NEW YORK — Tyson Foods Inc. has won a bidding war to gobble up Hillshire Brands, the maker of Jimmy Dean sausages and Ball Park hot dogs.
Tyson had been vying with rival poultry producer Pilgrim’s Pride to acquire Hillshire, which wrapped up its bidding process Sunday. Tyson’s final offer ended up at $63 per share, about two weeks after Pilgrim’s Pride made an initial bid of $45 per share.
Pilgrim’s Pride, owned by the Brazilian meat giant JBS, said Monday that it was bowing out of the competition.
The deal is not sealed yet, though. It is contingent on Hillshire’s not going through with its offer to acquire Pinnacle Foods Inc., which makes Birds Eye frozen vegetables and Wish-Bone salad dressings. Pinnacle could allow Hillshire to do its deal with Tyson, leaving Pinnacle with a $163 million breakup fee. Or it could force Hillshire shareholders to vote on whether they’d prefer a merger with Pinnacle.
A Pinnacle representative didn’t return a call for comment.
In a conference call with reporters, Tyson’s chief executive, Donnie Smith, said he was confident the $63 offer would end up being worthwhile for Tyson shareholders, despite how high the price went. ‘‘Great brands like Jimmy Dean and Ball Park just don’t become available very often,’’ Smith said.
Hillshire’s stock closed at $36.95 on May 9, the day before the company announced the Pinnacle deal. On Monday, it closed up 5.3 percent at $62.06.
Tyson, like Pilgrim’s Pride, has been looking to boost its presence in brand-name, prepared foods like Jimmy Dean breakfast sandwiches. Those types of products are more profitable than fresh meat, such as chicken breasts, where there isn’t as much wiggle room to pad prices.
While Tyson and Pilgrim’s Pride already sell some brand-name products, their businesses have been more focused on supplying supermarkets and restaurant chains.
Tyson also noted the potential for cost savings by combining supply chains, transportation, and other operations with Hillshire’s. Smith said it was too early to comment on how many jobs could be cut as a result of the deal.
Tyson’s offer will be in place until Dec. 12, the final termination date of the Pinnacle deal.
Hillshire Brands noted it does not have the right to end the deal with Pinnacle on the basis of the Tyson offer, or enter into an agreement with Tyson before the deal is terminated.
‘‘There can be no assurance that any transaction will result from the Tyson Foods offer,’’ Hillshire said in a statement.

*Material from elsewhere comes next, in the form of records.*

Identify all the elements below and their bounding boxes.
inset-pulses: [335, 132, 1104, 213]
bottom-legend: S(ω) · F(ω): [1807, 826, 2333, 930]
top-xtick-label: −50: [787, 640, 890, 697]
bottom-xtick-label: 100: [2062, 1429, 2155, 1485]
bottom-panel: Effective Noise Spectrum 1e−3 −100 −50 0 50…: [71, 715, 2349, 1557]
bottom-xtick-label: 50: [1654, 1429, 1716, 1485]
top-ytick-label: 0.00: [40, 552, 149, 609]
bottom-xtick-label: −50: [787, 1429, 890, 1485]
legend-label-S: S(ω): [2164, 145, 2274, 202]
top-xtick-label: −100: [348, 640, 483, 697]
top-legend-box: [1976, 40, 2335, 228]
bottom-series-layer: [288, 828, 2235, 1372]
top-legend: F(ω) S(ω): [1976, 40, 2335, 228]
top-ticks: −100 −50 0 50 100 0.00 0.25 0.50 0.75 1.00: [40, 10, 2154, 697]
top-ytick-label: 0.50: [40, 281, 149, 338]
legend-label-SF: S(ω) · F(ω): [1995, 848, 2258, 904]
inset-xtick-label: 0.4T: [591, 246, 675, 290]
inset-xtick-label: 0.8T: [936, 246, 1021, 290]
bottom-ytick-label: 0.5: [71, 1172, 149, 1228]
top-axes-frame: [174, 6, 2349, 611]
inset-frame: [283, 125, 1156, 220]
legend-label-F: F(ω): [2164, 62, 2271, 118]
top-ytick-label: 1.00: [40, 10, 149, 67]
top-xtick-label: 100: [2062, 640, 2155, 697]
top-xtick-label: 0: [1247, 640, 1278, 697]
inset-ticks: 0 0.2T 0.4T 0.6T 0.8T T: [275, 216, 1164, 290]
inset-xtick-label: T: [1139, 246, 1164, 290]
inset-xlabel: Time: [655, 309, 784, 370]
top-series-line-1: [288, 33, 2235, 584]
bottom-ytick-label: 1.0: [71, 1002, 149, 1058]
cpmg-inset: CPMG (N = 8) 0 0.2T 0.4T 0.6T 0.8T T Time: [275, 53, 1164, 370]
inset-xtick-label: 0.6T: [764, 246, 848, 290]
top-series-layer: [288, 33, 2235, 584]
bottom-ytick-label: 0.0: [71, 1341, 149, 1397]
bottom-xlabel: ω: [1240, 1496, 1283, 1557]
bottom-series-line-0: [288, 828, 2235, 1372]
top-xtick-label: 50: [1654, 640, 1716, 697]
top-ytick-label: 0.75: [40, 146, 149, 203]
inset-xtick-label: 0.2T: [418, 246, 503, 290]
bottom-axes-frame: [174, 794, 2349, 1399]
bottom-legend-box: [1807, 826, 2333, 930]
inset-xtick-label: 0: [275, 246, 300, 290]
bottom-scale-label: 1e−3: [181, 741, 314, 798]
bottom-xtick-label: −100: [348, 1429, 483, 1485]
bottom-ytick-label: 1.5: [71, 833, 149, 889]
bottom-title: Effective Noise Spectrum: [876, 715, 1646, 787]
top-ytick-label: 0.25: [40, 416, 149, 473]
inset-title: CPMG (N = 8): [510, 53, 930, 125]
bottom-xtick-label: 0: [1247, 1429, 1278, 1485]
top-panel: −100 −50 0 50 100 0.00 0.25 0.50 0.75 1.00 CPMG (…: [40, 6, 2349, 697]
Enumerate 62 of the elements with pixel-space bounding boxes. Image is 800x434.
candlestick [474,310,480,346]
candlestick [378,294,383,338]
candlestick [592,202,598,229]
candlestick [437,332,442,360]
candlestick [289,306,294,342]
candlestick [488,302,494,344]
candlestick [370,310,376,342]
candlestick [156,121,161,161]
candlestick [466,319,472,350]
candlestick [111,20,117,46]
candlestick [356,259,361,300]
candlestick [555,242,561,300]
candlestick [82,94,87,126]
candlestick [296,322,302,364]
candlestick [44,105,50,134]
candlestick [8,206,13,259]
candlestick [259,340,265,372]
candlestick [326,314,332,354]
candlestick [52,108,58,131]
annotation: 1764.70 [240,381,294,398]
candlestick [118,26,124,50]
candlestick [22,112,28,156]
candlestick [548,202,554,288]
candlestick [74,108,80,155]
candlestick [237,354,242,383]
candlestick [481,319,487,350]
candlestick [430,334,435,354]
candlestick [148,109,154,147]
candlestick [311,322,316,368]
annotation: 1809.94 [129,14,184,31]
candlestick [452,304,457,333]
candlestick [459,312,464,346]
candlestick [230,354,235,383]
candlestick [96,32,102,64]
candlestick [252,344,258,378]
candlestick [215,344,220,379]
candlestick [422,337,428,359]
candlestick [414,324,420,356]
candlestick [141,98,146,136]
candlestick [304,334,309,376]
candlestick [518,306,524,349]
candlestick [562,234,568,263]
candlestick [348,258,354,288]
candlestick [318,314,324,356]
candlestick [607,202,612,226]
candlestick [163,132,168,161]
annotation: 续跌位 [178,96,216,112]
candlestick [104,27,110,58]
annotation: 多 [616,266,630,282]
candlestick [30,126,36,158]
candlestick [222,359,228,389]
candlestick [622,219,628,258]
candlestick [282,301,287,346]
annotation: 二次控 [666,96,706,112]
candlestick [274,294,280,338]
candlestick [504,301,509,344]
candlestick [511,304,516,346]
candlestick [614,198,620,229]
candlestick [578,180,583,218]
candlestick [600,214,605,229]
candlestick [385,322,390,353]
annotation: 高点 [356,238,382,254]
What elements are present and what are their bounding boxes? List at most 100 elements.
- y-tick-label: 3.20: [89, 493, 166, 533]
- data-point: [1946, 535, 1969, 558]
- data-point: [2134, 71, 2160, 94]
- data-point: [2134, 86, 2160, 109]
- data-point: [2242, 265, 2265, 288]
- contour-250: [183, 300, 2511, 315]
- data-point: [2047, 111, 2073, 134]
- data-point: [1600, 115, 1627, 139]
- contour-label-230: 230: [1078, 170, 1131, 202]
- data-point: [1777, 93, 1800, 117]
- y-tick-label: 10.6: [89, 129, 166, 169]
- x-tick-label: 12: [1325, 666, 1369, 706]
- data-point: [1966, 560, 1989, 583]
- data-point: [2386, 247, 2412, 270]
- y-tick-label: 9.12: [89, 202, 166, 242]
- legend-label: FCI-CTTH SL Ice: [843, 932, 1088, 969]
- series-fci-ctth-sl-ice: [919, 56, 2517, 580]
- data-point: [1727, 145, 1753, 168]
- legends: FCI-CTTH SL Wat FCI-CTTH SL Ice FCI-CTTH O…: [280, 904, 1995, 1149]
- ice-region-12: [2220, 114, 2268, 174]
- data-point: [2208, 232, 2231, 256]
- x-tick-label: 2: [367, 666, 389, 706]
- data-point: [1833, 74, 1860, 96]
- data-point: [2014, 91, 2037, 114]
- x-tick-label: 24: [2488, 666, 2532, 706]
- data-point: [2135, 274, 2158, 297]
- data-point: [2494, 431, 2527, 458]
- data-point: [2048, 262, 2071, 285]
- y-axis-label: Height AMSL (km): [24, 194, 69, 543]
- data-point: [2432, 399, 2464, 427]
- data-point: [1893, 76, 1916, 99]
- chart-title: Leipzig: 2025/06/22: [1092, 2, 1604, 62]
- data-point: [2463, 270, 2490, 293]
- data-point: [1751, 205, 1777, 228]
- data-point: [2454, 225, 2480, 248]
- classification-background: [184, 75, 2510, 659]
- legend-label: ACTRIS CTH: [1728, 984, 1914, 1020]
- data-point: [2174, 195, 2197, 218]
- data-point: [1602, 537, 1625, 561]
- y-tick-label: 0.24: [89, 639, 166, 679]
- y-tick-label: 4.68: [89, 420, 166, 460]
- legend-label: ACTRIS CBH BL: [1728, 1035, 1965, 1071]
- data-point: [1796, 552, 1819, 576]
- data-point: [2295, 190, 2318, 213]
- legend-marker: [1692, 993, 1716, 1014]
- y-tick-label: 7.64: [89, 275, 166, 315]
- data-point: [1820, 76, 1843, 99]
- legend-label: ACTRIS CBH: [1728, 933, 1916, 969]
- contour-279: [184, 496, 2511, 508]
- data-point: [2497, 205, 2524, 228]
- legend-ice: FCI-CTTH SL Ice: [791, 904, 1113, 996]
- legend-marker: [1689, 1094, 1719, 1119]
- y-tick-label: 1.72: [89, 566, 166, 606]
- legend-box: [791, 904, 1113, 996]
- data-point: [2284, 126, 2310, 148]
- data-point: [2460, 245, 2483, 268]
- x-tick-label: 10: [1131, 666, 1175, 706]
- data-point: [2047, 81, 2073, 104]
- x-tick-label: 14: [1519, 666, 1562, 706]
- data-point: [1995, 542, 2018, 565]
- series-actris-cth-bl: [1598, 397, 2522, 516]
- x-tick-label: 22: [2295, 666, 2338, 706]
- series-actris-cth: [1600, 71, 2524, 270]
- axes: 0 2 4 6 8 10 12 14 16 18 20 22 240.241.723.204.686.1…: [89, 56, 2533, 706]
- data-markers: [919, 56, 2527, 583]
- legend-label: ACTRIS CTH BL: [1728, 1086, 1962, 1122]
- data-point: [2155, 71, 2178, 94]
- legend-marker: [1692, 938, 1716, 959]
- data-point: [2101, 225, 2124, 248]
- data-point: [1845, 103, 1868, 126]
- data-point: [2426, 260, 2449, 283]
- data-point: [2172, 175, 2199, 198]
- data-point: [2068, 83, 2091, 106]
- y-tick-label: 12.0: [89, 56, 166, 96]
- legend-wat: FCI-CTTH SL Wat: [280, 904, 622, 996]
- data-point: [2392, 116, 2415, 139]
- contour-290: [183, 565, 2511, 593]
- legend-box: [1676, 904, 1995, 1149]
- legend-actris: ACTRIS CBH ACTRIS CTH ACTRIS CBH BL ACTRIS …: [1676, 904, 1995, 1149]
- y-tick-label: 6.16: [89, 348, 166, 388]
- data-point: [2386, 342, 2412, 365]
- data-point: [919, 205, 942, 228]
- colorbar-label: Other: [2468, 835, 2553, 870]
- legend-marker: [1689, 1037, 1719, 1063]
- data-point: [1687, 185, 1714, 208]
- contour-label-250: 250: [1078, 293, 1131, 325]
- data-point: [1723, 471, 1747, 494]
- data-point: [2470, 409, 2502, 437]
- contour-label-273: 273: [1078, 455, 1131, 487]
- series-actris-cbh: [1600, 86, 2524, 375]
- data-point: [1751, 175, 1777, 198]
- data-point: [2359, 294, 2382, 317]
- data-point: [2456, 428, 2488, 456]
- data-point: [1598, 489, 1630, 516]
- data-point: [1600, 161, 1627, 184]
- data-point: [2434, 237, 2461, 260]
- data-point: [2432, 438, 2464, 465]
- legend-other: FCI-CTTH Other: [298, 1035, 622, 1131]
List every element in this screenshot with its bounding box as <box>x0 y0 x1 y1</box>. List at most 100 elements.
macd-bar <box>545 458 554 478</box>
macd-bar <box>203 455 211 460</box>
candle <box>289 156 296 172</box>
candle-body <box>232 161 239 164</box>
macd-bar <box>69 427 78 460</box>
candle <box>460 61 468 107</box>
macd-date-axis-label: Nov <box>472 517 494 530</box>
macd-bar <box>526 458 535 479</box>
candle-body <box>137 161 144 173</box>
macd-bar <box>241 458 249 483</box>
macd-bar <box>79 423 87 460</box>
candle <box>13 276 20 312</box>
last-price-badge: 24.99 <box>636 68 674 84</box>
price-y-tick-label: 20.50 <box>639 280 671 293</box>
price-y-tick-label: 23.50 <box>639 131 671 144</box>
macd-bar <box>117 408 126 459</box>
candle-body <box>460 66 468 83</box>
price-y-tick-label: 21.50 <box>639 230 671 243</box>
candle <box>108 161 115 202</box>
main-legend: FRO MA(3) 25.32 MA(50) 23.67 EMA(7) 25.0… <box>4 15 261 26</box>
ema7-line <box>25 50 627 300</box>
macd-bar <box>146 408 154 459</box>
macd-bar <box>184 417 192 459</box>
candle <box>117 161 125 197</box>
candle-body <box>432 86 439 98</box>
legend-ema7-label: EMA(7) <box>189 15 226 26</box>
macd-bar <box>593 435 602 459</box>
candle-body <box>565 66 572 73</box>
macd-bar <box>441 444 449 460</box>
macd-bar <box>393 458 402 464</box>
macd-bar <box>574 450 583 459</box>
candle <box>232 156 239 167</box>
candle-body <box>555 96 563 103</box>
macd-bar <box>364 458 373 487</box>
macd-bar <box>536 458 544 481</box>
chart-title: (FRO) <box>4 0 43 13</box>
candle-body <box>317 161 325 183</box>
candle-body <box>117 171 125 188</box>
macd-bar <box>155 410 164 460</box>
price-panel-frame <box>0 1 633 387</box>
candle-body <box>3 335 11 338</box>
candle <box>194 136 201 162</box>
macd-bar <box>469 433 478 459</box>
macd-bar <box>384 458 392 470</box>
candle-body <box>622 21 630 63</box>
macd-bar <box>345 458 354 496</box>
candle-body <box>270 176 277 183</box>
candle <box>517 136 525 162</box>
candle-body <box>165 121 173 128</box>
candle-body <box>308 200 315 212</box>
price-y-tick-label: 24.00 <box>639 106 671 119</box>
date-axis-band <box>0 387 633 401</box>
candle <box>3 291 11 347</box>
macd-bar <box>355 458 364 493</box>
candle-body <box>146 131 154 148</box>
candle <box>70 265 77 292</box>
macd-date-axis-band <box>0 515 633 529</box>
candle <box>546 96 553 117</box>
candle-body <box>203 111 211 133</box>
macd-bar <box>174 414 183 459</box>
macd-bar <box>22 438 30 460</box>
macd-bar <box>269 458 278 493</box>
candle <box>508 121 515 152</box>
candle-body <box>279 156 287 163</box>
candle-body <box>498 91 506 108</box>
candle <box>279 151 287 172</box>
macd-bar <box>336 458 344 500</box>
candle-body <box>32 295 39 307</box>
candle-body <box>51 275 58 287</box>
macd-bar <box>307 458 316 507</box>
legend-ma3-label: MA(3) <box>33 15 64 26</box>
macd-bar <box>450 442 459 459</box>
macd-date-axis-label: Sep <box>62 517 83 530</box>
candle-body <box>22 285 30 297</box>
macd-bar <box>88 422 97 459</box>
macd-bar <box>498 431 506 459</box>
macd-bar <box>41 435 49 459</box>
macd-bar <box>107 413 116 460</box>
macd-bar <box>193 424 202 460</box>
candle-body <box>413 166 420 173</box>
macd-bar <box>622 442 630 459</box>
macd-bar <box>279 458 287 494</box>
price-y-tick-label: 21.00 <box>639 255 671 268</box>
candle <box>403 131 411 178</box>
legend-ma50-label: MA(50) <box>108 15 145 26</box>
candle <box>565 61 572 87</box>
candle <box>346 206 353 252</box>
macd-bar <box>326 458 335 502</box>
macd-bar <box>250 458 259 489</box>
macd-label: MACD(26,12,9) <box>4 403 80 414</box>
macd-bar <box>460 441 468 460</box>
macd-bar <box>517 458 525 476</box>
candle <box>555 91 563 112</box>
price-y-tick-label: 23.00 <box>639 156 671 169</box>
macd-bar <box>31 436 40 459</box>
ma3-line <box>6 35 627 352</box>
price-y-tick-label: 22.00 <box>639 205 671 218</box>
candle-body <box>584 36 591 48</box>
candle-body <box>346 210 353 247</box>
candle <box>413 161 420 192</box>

Hillshire, based in Chicago, had been trying to diversify its own portfolio by moving into other areas of the supermarket with the $4.23 billion acquisition of Pinnacle. Some investors questioned the wisdom of that deal, given the outdated image of many Pinnacle brands and the differences in the two companies’ product portfolios.
The Tyson offer is worth about $7.75 billion, based on Hillshire’s 123 million shares outstanding. Tyson values the deal at $8.55 billion, including debt. Tyson shares fell 2.6 percent to $37.50 on Monday.